Jake, le narrateur, traverse une mauvaise passe : il pleure Sarah, son amour parti, et travaille avec un dégoût croissant dans la "récupération" pour une société de recouvrement véreuse -c'est-à-dire qu'il prélève à leur domicile les biens de pauvres bougres incapables d'honorer leurs crédits-, entretient une relation conflictuelle avec son chat... heureusement, il y a les week-ends passés en virées dans les bars avec sa bande de copains, s'enfilant pinte sur pinte jusqu'à plus soif...

Parmi ces compères, Chuckie, l'unique protestant du groupe, qui revendique deux passions. La première, héréditaire, pour la célébrité (avec comme point culminant la fois où il est parvenu à se faire prendre en photo à proximité du pape), et la seconde pour l'argent. Il ne pense en effet qu'à s'enrichir, si possible sans trop se fatiguer, et par l'improbable pouvoir de sa simplicité -qui confine selon ses proches à la bêtise- sans complexe, grâce à son bagout, il semblerait bien qu'il ait trouvé le filon (dans un premier temps une fumeuse affaire de vente de godemichés par correspondance) lui permettant de réaliser son ambition... et il se paie de surcroît le luxe, en dépit de sa laideur, d'entamer une liaison torride avec une belle et intelligente américaine.

Autour de ces deux héros, une galerie éclectique de personnages secondaires -parmi lesquels une harpie catholique ou un gavroche des temps modernes dont la gouailleuse et imbuvable vulgarité dissimule le marasme qu'est son existence-, renforce l'énergique densité du récit.

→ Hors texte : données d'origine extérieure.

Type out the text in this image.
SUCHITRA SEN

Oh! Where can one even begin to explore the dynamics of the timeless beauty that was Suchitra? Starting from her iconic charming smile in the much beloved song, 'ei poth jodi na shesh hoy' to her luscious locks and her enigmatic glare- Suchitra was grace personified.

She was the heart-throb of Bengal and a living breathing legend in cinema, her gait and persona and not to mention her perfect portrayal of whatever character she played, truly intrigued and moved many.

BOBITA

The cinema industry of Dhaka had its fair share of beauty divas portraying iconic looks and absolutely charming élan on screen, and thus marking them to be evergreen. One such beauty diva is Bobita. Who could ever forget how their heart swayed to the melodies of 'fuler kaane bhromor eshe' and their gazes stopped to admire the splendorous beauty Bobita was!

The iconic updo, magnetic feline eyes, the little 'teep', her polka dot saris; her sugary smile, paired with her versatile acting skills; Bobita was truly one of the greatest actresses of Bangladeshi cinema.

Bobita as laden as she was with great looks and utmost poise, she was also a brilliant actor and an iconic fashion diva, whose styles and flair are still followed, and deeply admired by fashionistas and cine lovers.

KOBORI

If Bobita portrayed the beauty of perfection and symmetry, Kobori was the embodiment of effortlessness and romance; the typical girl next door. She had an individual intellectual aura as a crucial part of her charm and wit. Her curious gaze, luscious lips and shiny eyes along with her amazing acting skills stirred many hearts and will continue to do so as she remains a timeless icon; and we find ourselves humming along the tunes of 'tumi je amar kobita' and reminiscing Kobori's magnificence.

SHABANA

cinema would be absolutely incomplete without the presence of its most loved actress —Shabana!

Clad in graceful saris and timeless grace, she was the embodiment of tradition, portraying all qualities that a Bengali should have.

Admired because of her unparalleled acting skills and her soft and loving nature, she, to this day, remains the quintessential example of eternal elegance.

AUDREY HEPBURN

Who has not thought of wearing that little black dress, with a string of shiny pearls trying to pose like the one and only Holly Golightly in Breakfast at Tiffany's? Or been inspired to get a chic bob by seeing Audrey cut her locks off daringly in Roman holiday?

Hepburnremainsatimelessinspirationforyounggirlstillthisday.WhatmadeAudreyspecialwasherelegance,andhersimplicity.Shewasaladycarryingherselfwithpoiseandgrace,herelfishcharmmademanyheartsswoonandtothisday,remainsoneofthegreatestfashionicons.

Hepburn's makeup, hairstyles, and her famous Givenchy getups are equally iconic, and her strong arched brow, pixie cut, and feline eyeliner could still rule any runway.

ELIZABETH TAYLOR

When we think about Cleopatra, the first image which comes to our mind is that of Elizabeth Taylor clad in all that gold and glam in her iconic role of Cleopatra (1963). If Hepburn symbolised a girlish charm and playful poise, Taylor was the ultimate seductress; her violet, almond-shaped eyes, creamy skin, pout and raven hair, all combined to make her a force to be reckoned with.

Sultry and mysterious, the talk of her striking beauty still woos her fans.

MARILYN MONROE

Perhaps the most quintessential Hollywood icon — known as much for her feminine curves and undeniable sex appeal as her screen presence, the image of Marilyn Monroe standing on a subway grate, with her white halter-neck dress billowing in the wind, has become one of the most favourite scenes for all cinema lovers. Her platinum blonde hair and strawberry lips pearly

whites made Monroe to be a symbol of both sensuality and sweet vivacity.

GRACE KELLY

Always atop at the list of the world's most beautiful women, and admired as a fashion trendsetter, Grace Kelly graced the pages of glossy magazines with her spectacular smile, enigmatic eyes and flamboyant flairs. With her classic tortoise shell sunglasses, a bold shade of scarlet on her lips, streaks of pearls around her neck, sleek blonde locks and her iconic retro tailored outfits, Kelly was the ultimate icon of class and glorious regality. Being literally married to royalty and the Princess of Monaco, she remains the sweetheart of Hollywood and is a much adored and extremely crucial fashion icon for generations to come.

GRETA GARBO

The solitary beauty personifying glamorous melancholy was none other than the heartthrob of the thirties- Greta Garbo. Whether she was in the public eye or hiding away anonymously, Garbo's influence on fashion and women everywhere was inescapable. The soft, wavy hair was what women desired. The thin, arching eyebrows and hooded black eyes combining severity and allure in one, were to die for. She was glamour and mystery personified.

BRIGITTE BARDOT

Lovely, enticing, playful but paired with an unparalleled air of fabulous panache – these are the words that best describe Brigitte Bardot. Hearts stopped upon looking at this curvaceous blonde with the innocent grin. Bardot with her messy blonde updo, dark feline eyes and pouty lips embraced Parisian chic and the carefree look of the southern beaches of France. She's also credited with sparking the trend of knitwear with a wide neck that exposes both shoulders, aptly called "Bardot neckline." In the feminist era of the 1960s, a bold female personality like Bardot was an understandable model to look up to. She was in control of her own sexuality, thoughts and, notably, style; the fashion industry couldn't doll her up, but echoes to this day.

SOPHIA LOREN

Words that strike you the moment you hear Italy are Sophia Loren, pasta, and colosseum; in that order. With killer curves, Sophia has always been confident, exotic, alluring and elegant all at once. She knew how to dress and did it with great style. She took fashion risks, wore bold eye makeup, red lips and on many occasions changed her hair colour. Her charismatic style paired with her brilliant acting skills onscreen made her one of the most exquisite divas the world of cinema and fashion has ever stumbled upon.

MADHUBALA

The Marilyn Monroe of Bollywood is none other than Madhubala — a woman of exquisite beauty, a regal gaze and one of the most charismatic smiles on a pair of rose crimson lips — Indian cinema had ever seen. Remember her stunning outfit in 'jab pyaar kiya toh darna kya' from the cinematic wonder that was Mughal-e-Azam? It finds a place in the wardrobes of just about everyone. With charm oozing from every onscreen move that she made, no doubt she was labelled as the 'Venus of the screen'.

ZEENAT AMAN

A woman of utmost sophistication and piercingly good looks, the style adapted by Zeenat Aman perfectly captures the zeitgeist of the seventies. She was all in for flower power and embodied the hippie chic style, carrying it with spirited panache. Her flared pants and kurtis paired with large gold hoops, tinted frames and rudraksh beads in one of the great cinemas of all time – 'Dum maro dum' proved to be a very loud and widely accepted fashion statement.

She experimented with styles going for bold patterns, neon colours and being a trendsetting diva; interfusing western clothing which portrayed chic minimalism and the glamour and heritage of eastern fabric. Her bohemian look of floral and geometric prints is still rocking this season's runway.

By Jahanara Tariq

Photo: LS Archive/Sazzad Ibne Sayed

"Eureka Street" est la chronique douce amère et pourtant désopilante de ces représentants d'une génération de nord-irlandais qui opposent leur volonté de vivre à l'absurde violence du terrorisme qui ponctuent leur quotidien avec une omniprésence qui finirait presque par la rendre banale... de leur jeunesse passée dans les quartiers ouvriers de Belfast, à louvoyer entre désoeuvrement, délinquance et débrouille, ils ont hérité d'un sens de la dérision devenu une seconde nature, qui tend à la fois vers le désespoir et l'instinct de survie. Mais jamais ils ne laissent paraître le moindre découragement, ni n'expriment la moindre morosité, malgré les fins de mois difficiles, et malgré les bombes qui viennent parfois rappeler de manière plus brutale, parce que plus meurtrière, une pseudo-guerre fratricide dont le sens s'est perdu pour la plupart des irlandais depuis longtemps.

Il faut lire "Eureka Street", roman drôle et généreux, où la violence et la misère ne parviennent pas à altérer le pouvoir de l'amour -pour la vie ou les copains, pour la ville qui nous vu naître et que l'on trouve toujours belle malgré ses trahisons, pour ceux dont on finit par accepter les détestables différences...- et de ses improbables manifestations...
Lien : https://bookin-ingannmic.blo..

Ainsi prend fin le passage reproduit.